Da gab es mal einen großen Artikel mit Foto in der WZ, wo der damalige SPD-Landtagsabgeordnete Wilfrid Adam (heute Geschäftsführer der Hafenbetriebsgesellschaft) und der hiesige SPD-Chef Siegfried Neumann sich vor Ort trafen mit Horst Bartels, der für seine Firma Nordfrost nordöstlich der Kaiser-Wilhelm-Brücke gern weitere Kühlhäuser errichten möchte. Außer dem Gelände der Südzentrale gibt es dort keine Erweiterungsflächen. Bedeutet „Hafenmafia“, dass dies ein konspirativer Ausflug war, der möglicherweise mit der jetzt von der WFG gestarteten Abrisskampagne in Verbindung zu bringen wäre?
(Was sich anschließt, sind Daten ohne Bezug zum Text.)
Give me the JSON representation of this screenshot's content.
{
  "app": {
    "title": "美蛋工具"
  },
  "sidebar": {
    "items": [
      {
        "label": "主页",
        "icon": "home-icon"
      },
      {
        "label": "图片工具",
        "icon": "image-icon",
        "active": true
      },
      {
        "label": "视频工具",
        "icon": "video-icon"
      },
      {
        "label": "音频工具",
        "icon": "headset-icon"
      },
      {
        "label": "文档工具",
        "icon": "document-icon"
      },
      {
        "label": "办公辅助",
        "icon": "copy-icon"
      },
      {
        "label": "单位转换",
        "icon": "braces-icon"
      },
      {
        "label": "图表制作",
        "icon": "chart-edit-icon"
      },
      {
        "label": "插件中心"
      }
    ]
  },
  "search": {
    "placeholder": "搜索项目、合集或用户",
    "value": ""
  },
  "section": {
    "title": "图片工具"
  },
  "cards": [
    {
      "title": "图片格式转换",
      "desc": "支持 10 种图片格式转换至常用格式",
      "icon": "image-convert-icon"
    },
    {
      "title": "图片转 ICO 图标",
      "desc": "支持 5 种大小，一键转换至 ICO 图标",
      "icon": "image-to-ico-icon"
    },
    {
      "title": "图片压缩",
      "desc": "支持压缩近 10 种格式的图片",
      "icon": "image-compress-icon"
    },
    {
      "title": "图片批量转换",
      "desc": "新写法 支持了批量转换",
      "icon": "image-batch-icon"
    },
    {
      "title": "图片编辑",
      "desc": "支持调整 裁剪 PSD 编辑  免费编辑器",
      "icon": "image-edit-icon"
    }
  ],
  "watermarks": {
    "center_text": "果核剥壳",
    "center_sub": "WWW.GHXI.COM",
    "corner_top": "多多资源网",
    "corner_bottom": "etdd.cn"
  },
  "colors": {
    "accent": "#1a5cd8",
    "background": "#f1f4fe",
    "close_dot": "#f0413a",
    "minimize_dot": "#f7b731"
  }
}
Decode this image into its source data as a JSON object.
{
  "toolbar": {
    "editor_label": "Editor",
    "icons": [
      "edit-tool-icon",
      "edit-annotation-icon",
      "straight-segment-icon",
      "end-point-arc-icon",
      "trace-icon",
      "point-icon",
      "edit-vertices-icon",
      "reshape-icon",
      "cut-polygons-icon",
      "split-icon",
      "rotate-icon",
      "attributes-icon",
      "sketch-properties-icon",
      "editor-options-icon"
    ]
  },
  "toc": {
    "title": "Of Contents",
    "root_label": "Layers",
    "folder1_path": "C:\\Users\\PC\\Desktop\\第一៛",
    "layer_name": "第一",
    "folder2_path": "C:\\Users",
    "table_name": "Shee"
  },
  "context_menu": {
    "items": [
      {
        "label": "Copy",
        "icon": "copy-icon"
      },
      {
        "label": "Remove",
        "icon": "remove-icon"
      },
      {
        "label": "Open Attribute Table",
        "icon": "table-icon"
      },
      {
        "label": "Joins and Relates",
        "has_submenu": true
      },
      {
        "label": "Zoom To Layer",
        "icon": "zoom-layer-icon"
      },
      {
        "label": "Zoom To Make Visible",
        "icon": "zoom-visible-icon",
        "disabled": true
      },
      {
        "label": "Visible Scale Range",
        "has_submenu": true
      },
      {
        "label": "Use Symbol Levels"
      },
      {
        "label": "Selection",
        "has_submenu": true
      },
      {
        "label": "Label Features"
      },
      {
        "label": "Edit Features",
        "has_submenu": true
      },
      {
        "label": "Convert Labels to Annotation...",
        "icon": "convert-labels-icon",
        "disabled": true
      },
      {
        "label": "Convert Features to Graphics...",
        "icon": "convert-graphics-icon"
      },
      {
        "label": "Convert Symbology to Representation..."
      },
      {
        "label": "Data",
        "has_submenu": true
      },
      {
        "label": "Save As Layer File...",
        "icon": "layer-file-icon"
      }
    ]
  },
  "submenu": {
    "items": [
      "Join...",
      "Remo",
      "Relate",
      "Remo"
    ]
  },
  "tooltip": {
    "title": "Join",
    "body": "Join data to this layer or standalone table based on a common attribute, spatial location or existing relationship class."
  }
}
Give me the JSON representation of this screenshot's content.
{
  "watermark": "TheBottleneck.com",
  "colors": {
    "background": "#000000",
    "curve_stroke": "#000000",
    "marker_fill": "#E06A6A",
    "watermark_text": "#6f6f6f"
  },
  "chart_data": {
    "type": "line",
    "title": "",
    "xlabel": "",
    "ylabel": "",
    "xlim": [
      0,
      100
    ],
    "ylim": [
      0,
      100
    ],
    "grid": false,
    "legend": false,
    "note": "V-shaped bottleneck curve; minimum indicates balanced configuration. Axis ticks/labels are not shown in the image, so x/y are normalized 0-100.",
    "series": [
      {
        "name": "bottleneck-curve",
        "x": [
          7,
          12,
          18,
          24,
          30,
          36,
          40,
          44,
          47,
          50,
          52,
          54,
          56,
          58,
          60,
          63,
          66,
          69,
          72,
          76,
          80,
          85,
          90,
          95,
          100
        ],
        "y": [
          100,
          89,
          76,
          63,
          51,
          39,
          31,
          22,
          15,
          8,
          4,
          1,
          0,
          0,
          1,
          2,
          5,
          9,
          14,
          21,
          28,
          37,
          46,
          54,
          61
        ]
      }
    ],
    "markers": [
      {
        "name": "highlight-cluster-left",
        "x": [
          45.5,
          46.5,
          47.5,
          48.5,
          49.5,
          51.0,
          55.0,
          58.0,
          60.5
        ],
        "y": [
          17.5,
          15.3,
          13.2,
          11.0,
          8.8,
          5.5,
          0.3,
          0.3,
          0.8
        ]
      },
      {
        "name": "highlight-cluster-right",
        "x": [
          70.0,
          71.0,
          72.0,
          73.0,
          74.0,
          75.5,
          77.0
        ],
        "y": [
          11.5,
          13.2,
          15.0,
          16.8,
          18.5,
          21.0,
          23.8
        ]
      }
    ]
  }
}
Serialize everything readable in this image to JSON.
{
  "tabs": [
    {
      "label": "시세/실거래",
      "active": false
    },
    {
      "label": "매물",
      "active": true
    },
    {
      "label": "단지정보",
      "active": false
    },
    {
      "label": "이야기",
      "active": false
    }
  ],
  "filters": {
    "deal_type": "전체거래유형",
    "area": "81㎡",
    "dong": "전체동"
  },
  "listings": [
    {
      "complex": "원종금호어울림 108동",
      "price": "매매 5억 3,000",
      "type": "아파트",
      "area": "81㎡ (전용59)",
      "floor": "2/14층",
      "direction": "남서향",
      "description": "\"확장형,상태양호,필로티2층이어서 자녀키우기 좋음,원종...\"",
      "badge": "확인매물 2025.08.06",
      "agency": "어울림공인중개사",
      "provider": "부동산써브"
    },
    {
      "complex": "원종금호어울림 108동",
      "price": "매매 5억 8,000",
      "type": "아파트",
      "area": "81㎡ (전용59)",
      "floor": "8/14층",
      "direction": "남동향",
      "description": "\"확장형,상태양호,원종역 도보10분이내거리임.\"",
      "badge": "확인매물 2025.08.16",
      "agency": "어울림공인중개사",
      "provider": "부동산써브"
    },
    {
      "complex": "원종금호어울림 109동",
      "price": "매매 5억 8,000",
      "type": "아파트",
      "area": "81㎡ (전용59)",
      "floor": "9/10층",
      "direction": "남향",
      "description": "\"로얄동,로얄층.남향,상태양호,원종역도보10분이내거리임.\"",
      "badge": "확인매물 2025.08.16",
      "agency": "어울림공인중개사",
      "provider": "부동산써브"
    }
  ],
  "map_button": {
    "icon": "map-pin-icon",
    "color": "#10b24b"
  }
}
Vor der Kür kommt die Pflicht

Nützlich wäre es jedenfalls, wenn die WFG-Leute sich auf die Dinge konzentrierten, von denen sie – hoffentlich – was verstehen. Teilhaber der WFG sind jeweils etwa zur Hälfte die Stadt und die Privatwirtschaft. Im Rat findet die WFG meist dann Erwähnung, wenn die Stadt mal wieder finanziell in die Bresche springen muss: gerade über 90.000 Euro für ein Planungsverfahren, neulich eine Viertel Million für die Ausstellung zum JadeWeserPort, die sich als Besucherflopp erwies. (s. „Ratssplitter“ im Gegenwind 194 – November 2003). Interessant wäre zu erfahren, welche Aktivitäten die WFG entwickelt, die sich nicht auf den JadeWeserPort beschränken, und vor allem deren Erfolge.
Ob die Denkmal- und Marketingexperten von der WFG wohl mal den Weg in die Garnisonkirche finden? Dort könnten sie viel darüber lernen, was Denkmalschutz bedeutet – und wie man, nein, frau professionell eine richtig gute Ausstellung macht.

 

WFG Wirtschaftsförderung in Wilhelmshaven GmbHwfg_logo
Eintragung ins Handelsregister am 25.2.2000
Stammkapital: 50.000 DM / 25.564,59 Euro

 

Gesellschafter:
Stadt Wilhelmshaven 51%, Allgemeiner Wirtschaftsverband WHV-Friesland (AWV) 49%
Aufsichtsrat
Vorsitz: Hans-Peter Kramer, Stellvertreter: Siegfried Neumann
Mitglieder des Aufsichtsrates 2002 u. a. Eberhard Menzel, Uwe Biester, Bernhard Rech (Kreishandwerkskammer OL), Hans-Peter Kramer (Vorsitzender AWV), John-H. Niemann (Präsident WHVener Hafenwirtschaftsvereinigung), Lutz Bauermeister (Hauptgeschäftsführer AWV)
Gegenstand des Unternehmens: Verbesserung der Struktur des Wirtschaftsraumes W’haven durch Entwicklung und Förderung von Industrie, Gewerbe, Handel und Dienstleistungen auf allen Gebieten und Entwicklung des Arbeitsmarktes.